De verdachte is deswege strafbaar, nu geen feiten of omstandigheden gebleken zijn die die strafbaarheid zouden opheffen of uitsluiten.
Voorzover de verdachte met zijn lezing dat [betrok[betrokkene] hem zou hebben gedwongen tot deelname aan de ten laste gelegde overval heeft bedoeld een beroep te doen op psychische overmacht wordt dit verweer verworpen.
De rechtbank is op grond van hetgeen de verdachte daaromtrent naar voren heeft gebracht en hetgeen daaromtrent uit de zich in het dossier bevindende stukken van het voorbereidend onderzoek blijkt van oordeel, dat niet aannemelijk is geworden dat verdachte onder een zodanige druk van die [betrokkene] heeft gestaan en een zodanige angst voor die [betrokkene] heeft gehad, dat hij als gevolg daarvan redelijkerwijs geen weerstand kon bieden aan de wens van die [betrokkene] om deel te nemen aan de ten laste gelegde overval.
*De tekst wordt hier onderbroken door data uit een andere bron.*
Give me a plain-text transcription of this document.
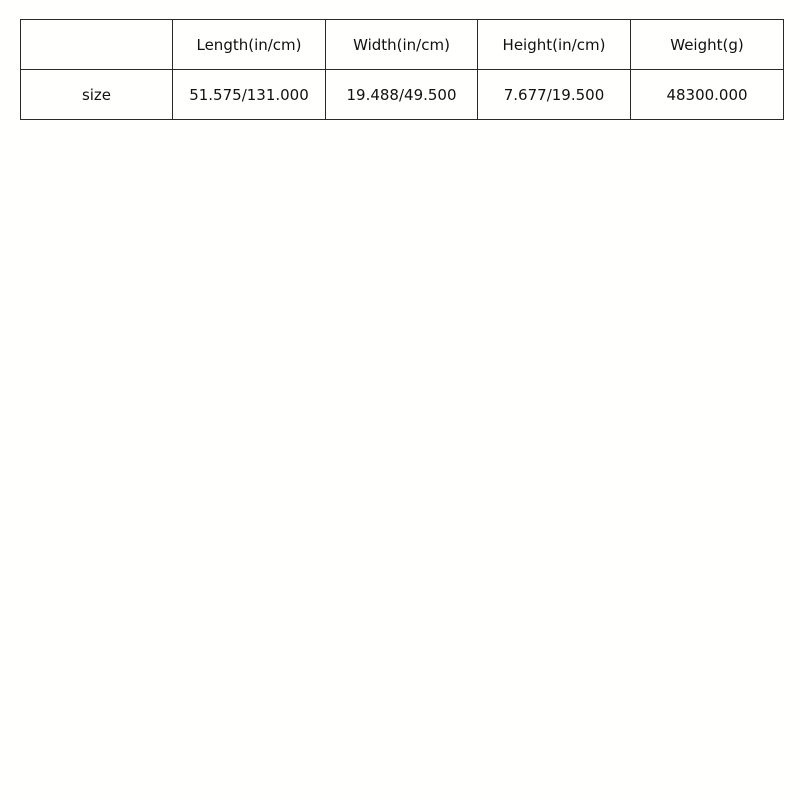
	Length(in/cm)	Width(in/cm)	Height(in/cm)	Weight(g)
size	51.575/131.000	19.488/49.500	7.677/19.500	48300.000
Daar komt bij dat verdachte heeft verklaard dat hij onder invloed was van cocaïne en dat hij van zichzelf weet dat hij als gevolg van het gebruik van cocaïne angstig wordt. Verdachte heeft zelfs verklaard dat hij niet voor de door hem veronderstelde druk van [betrokkene] zou zijn bezweken indien hij geen cocaïne zou hebben gebruikt. Dit brengt met zich mee dat verdachte zich zelf in een gemoedstoestand heeft gebracht waardoor hij ontvankelijk werd voor de door hem veronderstelde door [betrokkene] uitgeoefende druk en dat er in dat geval derhalve sprake is van culpa in causa.
OPLEGGING VAN STRAF OF MAATREGEL
Gelet op de aard en de ernst van het bewezen en strafbaar verklaarde, op de omstandigheden waaronder verdachte zich daaraan heeft schuldig gemaakt en op de persoon van verdachte, zoals van een en ander uit het onderzoek ter terechtzitting is gebleken, acht de rechtbank de na te noemen beslissing passend.
Daarbij heeft de rechtbank er rekening mee gehouden dat de verdachte zich, naast het ten laste gelegde feit, ook schuldig heeft gemaakt aan 3 diefstallen en een poging daartoe, zoals valt af te leiden uit de ter kennisneming van de rechtbank bij de stukken gevoegde dossiers met parketnummers 07.840137-04 en 07.840159-04 en zoals ook door de verdachte ter terechtzitting is bevestigd.
De rechtbank vindt in dit geval een onvoorwaardelijke vrijheidsstraf noodzakelijk omdat aard en ernst van het bewezen en strafbaar verklaarde, gelet ook op het strafrechtelijk verleden van de verdachte, door een lichtere strafrechtelijke afdoening van de zaak miskend zouden worden. Bijzondere omstandigheden die tot een ander oordeel zouden moeten voeren, acht de rechtbank niet aanwezig.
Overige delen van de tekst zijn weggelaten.